Submerge Curatorial Policy
A playground for experimental artistic practices that challenge the status quo.
Submerge is curated by invitation only; programming decisions are led by Artistic Director Mike Pony. Commissions and offers to show work at our biennial festival are made directly to artists and companies where we feel there may be a clear match with the values, goals and priorities of the organisation.
Submerge is interested in courageous and boundary-pushing artists and artistic practices which don’t fit into conventional presenting contexts. As well as in arts venues, theatres, music venues and galleries we present artistic works within non-institutional spaces such as clubs, on the street, in warehouses or in shopping malls, making the work more accessible to people who may not often attend galleries or theatres. We believe that creating space for radical and experimental artistic practice in the UK is deeply important, contributing to creative dialogue, inspiring local artists and audiences and challenging the status quo. We try not present work that has previously toured in the UK unless it has been significantly changed or developed, or it has gained new relevance through its cultural context or themes.
Submerge bring small to mid-scale international work to Greater Manchester. The programme features artists from the UK but is more heavily balanced in favour of international practice. We try and foreground work that isn’t often seen in the UK, making space for overlooked artists whose work might not be seen otherwise, as well as ensuring that major international projects also find a home in our programme.

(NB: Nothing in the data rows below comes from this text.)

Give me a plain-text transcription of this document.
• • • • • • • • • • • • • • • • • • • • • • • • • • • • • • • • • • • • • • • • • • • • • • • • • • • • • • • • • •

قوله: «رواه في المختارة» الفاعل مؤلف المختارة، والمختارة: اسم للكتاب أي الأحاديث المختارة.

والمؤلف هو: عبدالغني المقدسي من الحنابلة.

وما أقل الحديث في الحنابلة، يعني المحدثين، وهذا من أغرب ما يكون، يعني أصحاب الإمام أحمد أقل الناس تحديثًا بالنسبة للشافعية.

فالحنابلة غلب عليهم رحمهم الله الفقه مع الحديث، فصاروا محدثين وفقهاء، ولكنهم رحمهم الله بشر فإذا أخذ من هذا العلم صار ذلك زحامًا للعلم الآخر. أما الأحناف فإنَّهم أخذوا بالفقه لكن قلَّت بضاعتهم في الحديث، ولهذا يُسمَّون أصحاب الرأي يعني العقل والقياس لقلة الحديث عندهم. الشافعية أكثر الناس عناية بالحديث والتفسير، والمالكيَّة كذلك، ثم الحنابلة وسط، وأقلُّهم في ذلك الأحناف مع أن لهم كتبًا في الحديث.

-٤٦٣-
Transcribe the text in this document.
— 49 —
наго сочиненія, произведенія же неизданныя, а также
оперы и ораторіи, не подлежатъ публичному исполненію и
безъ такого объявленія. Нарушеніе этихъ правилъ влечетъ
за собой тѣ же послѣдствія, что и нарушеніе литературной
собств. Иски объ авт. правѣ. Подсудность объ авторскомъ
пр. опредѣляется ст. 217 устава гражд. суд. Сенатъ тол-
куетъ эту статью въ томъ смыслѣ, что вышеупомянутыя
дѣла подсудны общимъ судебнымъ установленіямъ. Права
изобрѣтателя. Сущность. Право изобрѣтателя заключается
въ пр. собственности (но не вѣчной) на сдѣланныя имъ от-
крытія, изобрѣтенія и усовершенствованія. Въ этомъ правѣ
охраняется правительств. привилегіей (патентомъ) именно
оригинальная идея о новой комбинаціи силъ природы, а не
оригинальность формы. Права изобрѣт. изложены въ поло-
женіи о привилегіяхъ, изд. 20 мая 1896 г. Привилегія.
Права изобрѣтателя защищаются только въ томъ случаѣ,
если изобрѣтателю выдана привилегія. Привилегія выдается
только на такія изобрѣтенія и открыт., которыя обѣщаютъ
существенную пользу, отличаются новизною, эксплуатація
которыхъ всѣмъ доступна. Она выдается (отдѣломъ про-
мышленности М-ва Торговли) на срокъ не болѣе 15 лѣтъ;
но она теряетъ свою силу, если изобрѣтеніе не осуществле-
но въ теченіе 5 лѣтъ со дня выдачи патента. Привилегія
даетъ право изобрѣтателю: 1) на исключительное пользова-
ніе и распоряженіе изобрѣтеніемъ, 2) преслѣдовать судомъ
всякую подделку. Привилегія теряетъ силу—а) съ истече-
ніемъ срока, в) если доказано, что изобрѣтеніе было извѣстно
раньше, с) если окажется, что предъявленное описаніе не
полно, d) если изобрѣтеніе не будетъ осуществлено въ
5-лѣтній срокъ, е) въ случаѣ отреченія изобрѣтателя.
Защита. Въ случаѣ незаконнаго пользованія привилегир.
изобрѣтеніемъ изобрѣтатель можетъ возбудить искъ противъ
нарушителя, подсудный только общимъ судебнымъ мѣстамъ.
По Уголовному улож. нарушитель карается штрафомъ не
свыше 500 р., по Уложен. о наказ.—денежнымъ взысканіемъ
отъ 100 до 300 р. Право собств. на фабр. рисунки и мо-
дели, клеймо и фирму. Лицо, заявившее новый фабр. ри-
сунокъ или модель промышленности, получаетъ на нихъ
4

Submerge is a queer and disability-led organisation. The practices we support through our producing, talent development programme and biennial festival are viewed through an intersectional lens. We platform under-represented voices with the potential to create positive change. We are interested in artists whose work question’s the bases, roots, behaviours, ways of thinking, and the culture we live in. We see our work as facilitators of the creative disruption of normative pressures and binary thinking, uncovering that which has been hidden and seeking new and improved modes of being, thinking, and creating. You don’t have to identify a certain way to be part of the festival, but the work we are most interested in is responsive to, and carefully critical of mainstream thinking.
Submerge doesn’t commission or programme shows from repertory theatre or the playwright/director system. We tend not to include work that uses naturalistic modes of performance or “acting” and we try not to programme traditionally seated “theatre” shows unless the form, context and content is meaningful or radical in relation to our current concerns. We recognise that theatre is a broad term and has different meanings across the globe; as such we are sometimes interested in theatre that is experimental, live art focussed, site-responsive or site-specific. We are also interested in participatory performance, and work that engages with immersive and experiential techniques.
The work we support comes from a broad range of artistic disciplines, often combining elements of liveart, body-based practice, visual arts, dance, sound art, installation, light, club performance, electronic music, immersive technique, audio-visual and digital practice. We thrive on work that is visceral, immersive and experimental.
Submerge are interested in developing pathways between the underground and the mainstream. Nightlife contexts are often the first place artists are able to experiment with making radical work, and these environments are often the playground for wild ideas which are free from institutional restraints. For this reason our early career artist opportunities are often aimed at developing artists working in club, cabaret and nightlife contexts.
Submerge work closely in partnerships with a number of venues and cultural organisations in Manchester, complimenting but not replicating each other’s programming. We recognise good work when we see it, and for this reason our curatorial policy remains fluid. Sometimes we make exceptions to our programming for things we deem important and brilliant, as long as they fit with our values and politics.